6) Schutz christlicher Minderheiten. Die C-Parteien lehnen die Aufforderung an die Kommission und die Mitgliedsstaaten ab, sich entschlossen für die Bekämpfung von religiöser Intoleranz und Gewalt gegen Christen einzusetzen und Fälle von Diskriminierung und Gewalt gegen christliche Flüchtlinge ausführlicher zu dokumentieren. So kurz vor Ostern war auch dies ein erstaunliches Ergebnis. Wen will man damit schonen: Erdogan, den IS,  Boko Haram?

Schlussabstimmung: Die Entschließung wurde ohne Änderungen angenommen. Dagegen stimmten nur Jörg Meuthen (AfD) und Norbert Neuser (SPD). Es enthielten sich die LINKE-Abgeordneten Eck und Schirdewan sowie Frau Lösing, Frau Michels und Frau Zimmer. Die Änderungsanträge zum Grundrechte-Bericht wurden alle abgelehnt.
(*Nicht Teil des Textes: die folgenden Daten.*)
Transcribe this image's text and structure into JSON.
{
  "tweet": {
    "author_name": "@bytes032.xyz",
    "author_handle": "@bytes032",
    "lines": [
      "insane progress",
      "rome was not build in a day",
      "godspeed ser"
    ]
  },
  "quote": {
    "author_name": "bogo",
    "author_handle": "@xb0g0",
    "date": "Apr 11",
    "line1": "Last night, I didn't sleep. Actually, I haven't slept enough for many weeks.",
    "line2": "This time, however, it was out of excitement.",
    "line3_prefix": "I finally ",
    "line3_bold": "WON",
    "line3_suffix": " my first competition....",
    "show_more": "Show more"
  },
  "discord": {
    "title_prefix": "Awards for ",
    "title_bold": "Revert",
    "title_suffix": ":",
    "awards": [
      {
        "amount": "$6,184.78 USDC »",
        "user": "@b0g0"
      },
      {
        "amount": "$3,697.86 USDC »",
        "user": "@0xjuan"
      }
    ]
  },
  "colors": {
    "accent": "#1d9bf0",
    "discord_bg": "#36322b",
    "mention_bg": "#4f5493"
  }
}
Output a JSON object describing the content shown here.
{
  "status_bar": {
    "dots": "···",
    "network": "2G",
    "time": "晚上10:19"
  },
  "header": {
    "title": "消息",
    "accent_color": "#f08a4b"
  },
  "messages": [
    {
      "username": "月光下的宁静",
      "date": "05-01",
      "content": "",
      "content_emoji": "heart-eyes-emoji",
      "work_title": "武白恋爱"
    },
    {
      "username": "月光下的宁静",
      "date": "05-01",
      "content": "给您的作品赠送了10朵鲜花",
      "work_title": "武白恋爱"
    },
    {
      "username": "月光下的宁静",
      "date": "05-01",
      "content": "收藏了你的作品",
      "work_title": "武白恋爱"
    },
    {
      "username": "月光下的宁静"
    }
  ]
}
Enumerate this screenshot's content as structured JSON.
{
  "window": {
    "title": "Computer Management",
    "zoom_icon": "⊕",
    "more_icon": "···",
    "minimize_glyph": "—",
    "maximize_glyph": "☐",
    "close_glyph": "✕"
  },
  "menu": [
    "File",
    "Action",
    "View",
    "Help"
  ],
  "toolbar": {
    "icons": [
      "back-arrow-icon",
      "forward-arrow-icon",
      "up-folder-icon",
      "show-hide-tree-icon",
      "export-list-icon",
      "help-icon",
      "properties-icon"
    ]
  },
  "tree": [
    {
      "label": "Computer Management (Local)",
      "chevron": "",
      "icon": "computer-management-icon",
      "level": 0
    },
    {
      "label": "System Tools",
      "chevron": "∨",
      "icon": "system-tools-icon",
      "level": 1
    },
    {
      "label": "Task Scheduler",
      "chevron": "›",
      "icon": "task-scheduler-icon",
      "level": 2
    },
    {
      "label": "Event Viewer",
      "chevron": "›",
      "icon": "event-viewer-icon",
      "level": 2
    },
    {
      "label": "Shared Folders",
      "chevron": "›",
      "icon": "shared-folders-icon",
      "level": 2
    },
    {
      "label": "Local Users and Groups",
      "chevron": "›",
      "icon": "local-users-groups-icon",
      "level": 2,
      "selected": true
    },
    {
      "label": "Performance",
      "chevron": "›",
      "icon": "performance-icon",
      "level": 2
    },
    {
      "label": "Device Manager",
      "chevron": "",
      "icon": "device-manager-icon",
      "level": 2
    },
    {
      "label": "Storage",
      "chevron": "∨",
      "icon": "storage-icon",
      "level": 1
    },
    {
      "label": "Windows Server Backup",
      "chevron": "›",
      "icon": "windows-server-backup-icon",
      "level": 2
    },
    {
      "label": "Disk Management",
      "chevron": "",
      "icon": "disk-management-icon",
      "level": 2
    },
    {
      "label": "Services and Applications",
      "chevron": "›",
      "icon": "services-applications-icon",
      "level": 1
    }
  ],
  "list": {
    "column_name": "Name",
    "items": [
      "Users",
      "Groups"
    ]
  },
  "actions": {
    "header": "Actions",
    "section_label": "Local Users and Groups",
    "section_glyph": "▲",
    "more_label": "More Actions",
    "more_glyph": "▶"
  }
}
Aber damit weiß man nun dank der namentlichen Abstimmungen, wie sich die Europa-Abgeordneten der im Bundestag vertretenen Parteien bei Abstimmungen zu Grundrechten verhalten. Und wenn die Ablehnung nur erfolgte, um sich von dem AfD-Mann Meuthen abzugrenzen, dann muss man wohl konstatieren, daß die Parteitaktik einen höheren Stellenwert hat als ganz fundamentale Rechte und Prinzipien. Damit hat sich das EU-Parlament auch gegen Teile der Europäischen Konvention zum Schutz der Menschenrechte gestellt, wie auch die NGO European Dignity Watch konstatierte. Über Verdrossenheit mit der Politik und den Vorwurf der Doppelzüngigkeit mancher Parteien braucht sich da keiner mehr zu wundern.